Verfahrensgang
Bayerischer VGH (Urteil vom 22.01.2014; Aktenzeichen 19 BV 13.1447) |
Tenor
Die Anträge der Kläger, ihnen für das Beschwerdeverfahren Prozesskostenhilfe zu bewilligen und einen Rechtsanwalt beizuordnen, werden abgelehnt.
Die Beschwerden der Kläger gegen die Nichtzulassung der Revision in dem Urteil des Bayerischen Verwaltungsgerichtshofs vom 22. Januar 2014 werden verworfen.
Die Kläger tragen die Kosten des Beschwerdeverfahrens zu jeweils einem Drittel.
Der Wert des Streitgegenstandes wird für das Beschwerdeverfahren auf 15 000 EUR festgesetzt.
Gründe
Die Prozesskostenhilfeanträge sind mangels hinreichender Erfolgsaussichten abzulehnen, wie sich aus den nachfolgenden Darlegungen ergibt, (§ 166 VwGO i.V.m. § 114 ZPO).
Die auf eine grundsätzliche Bedeutung der Rechtssache (§ 132 Abs. 2 Nr. 1 VwGO) und Verfahrensfehler (§ 132 Abs. 2 Nr. 3 VwGO) gestützten Beschwerden genügen hinsichtlich beider Zulassungsgründe nicht den Darlegungsanforderungen des § 133 Abs. 3 Satz 3 VwGO.
1. Wird die Zulassung der Revision wegen grundsätzlicher Bedeutung der Rechtssache begehrt, setzt die hinreichende Darlegung dieses Zulassungsgrundes gemäß § 133 Abs. 3 Satz 3 VwGO die Formulierung einer bestimmten, höchstrichterlich noch nicht geklärten und sowohl für das Berufungsgericht als auch die erstrebte Revisionsentscheidung entscheidungserheblichen Rechtsfrage des revisiblen Rechts voraus und verlangt außerdem die Angabe, worin die allgemeine, über den Einzelfall hinausgehende Bedeutung bestehen soll (stRspr, vgl. Beschluss vom 19. August 1997 – BVerwG 7 B 261.97 – Buchholz 310 § 133 ≪n.F.≫ VwGO Nr. 26). Diesen Anforderungen genügt das Vorbringen der Beschwerden nicht.
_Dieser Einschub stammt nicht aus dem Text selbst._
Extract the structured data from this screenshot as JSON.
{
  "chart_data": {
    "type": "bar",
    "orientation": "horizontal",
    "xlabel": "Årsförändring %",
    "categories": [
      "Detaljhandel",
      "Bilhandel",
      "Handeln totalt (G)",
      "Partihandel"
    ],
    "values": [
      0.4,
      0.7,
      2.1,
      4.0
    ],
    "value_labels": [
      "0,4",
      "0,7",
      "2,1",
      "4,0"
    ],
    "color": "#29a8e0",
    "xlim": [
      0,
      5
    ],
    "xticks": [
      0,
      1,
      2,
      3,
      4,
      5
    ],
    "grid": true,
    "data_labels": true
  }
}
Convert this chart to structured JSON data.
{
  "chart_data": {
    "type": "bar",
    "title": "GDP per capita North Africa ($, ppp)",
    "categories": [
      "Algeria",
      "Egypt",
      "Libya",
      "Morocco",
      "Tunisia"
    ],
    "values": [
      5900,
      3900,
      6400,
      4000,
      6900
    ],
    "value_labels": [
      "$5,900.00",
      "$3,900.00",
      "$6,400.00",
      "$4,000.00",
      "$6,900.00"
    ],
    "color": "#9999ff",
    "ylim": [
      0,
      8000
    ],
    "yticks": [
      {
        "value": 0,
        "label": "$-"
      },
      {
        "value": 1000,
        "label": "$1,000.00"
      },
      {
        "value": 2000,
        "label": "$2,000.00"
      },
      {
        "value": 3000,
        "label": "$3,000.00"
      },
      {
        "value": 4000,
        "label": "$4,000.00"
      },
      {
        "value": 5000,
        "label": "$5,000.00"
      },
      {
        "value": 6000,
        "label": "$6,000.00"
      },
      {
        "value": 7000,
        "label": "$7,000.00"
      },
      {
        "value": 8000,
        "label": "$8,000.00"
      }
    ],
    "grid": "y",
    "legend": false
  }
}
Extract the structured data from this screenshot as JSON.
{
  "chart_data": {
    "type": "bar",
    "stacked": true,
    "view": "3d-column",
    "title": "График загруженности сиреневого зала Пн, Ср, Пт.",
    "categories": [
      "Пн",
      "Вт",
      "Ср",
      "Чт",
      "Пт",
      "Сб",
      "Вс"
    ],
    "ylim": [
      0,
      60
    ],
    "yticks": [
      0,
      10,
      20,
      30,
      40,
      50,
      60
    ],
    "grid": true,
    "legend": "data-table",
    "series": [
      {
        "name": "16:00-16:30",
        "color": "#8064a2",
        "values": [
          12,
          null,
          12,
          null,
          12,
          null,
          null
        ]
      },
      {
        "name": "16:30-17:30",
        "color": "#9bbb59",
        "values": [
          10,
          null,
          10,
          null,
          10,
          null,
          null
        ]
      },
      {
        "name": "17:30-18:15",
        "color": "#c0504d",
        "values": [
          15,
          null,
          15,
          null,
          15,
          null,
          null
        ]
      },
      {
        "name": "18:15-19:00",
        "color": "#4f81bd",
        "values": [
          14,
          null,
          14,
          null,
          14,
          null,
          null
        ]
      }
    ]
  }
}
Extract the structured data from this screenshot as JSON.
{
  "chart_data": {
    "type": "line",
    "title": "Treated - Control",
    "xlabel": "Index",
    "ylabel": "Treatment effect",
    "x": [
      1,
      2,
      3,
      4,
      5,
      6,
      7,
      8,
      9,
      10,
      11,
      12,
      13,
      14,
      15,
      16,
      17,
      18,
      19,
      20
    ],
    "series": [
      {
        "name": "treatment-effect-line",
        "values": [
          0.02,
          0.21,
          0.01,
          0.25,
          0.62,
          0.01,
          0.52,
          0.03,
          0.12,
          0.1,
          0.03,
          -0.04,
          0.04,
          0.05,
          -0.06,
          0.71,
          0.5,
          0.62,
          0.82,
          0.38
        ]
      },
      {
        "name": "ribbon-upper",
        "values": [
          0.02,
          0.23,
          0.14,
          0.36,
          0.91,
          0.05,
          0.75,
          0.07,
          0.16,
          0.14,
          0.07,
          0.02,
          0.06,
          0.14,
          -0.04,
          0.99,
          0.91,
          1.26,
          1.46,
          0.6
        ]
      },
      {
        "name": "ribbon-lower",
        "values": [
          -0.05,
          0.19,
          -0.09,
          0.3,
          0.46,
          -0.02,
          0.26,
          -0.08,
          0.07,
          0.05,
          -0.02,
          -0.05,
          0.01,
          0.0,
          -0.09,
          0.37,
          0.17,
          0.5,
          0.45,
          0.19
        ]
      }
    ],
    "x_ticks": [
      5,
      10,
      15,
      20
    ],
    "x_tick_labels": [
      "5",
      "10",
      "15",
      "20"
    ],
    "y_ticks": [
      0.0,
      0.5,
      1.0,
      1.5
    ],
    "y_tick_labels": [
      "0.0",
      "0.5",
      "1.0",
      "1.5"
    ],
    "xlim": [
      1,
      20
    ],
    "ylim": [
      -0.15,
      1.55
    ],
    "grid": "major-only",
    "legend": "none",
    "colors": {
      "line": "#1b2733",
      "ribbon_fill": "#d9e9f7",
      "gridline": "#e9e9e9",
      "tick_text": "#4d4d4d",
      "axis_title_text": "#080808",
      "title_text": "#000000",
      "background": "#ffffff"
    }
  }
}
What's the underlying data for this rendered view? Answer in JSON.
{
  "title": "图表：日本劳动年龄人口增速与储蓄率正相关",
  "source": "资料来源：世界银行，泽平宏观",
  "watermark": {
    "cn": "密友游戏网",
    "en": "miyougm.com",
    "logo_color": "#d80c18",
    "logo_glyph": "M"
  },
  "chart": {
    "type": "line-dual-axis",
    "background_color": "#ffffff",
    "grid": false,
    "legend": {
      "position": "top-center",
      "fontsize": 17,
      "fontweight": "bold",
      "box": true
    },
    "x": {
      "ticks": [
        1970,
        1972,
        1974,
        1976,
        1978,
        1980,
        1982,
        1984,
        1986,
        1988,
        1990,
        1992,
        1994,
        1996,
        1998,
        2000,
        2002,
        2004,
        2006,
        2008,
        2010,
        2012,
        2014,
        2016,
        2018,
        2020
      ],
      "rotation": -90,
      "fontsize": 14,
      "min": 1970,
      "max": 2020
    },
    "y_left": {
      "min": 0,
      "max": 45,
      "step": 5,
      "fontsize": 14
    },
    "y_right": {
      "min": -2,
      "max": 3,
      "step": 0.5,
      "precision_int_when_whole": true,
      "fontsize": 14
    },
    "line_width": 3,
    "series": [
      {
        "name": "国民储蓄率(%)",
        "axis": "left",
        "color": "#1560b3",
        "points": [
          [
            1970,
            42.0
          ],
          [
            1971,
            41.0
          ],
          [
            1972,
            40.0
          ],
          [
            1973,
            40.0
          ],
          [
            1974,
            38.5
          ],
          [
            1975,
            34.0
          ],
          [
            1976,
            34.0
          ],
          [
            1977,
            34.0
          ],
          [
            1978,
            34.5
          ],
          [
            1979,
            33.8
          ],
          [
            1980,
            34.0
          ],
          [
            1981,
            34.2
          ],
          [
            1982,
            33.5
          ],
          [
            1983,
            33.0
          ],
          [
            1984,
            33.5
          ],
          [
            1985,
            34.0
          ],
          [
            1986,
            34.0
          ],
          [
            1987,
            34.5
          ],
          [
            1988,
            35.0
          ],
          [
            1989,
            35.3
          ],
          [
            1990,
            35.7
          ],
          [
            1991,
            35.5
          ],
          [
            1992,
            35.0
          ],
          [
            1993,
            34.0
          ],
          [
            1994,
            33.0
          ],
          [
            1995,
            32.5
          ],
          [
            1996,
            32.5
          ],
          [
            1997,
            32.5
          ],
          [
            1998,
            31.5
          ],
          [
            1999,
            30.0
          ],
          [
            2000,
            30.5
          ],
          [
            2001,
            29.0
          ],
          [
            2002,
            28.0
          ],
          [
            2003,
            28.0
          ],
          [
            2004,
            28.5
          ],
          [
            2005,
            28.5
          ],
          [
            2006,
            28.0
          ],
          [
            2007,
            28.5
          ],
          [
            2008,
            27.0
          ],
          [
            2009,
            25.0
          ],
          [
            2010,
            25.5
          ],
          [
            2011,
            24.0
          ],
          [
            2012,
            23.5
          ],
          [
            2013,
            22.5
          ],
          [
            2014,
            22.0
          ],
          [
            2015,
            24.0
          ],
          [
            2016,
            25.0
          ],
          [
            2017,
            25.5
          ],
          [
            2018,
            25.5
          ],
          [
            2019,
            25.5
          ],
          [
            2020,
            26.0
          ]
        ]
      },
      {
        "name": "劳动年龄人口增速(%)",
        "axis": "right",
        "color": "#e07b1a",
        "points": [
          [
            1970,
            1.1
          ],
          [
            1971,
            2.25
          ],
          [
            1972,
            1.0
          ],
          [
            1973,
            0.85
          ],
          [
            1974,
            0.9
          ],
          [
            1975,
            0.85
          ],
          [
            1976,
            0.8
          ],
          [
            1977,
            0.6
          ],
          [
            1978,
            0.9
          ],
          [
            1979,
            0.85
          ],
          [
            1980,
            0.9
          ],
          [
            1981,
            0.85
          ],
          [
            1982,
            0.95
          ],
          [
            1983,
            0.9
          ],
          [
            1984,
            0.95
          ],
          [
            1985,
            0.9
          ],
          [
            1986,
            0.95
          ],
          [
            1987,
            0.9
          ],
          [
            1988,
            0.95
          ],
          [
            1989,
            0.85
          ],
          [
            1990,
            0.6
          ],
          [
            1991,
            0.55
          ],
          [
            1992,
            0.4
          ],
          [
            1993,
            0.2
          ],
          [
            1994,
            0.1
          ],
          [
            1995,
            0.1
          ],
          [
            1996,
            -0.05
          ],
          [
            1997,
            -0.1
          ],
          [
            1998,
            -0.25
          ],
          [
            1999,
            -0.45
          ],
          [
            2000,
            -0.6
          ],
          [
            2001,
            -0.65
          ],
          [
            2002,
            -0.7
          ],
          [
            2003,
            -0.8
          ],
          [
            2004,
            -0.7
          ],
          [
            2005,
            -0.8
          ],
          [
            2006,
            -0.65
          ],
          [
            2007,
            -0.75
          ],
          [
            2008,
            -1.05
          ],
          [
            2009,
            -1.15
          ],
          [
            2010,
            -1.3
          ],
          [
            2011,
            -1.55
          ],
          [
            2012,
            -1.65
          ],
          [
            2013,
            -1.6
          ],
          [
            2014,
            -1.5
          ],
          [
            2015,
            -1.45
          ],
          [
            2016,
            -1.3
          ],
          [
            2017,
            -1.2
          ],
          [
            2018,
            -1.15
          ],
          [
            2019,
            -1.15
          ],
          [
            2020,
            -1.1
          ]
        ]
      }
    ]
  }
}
Bezüglich der verschiedenen von den Beschwerden aufgeworfenen Fragen zur Auslegung der Anordnung des Bundesministeriums des Innern (BMI) über die Aufnahme jüdischer Zuwanderer aus der ehemaligen Sowjetunion vom 24. Mai 2007 in der Fassung vom 22. Juli 2009 und der früheren Regelung im Teilrunderlass des Auswärtigen Amtes vom 25. März 1997 fehlt es bereits an Darlegungen zur Entscheidungserheblichkeit. Denn das Berufungsgericht ist davon ausgegangen, dass es sich bei der auf § 23 Abs. 2 AufenthG gestützten Anordnung des BMI um eine politische Leitentscheidung handelt, die grundsätzlich keiner gerichtlichen Überprüfung unterliegt und der nur mittelbar über die Verpflichtung der Behörden zur Beachtung von Art. 3 Abs. 1 GG Außenwirkung zukommt, soweit sich eine entsprechende Behördenpraxis herausgebildet hat. Damit hat sich das Berufungsgericht der Rechtsprechung des Senats in seinem Urteil vom 15. November 2011 – BVerwG 1 C 21.10 – (BVerwGE 141, 151 = Buchholz 402.242 § 23 AufenthG Nr. 2) angeschlossen, wonach die Anordnung keiner eigenständigen richterlichen Auslegung unterliegt und Betroffene unmittelbar aus der Anordnung keine Rechte herleiten können. Für das Berufungsgericht war daher hinsichtlich der inzwischen maßgeblichen Anordnung des BMI allein entscheidungserheblich, ob den Klägern auf der Grundlage der tatsächlichen Verwaltungspraxis und der tatsächlichen Handhabung dieser Anordnung durch das Bundesamt ein Anspruch auf Gleichbehandlung zusteht. Hinsichtlich der Regelungen im Teilrunderlass des Auswärtigen Amtes von 1997 und einer in Anwendung dieses Erlasses in der Vergangenheit für die Kläger möglicherweise günstigeren Verwaltungspraxis setzen sich die Beschwerden nicht damit auseinander, dass der Senat bereits im Beschluss vom 27. Juni 2013 – BVerwG 1 B 3.13 – darauf hingewiesen hat, dass es rechtlich schon deshalb nicht auf die (frühere) Verwaltungspraxis des Auswärtigen Amtes ankommt, weil nach Verlagerung der Zuständigkeit für die Durchführung des Aufnahmeverfahrens von den Ländern auf den Bund inzwischen ausschließlich das Bundesamt für die Erteilung einer Aufnahmezusage zuständig ist.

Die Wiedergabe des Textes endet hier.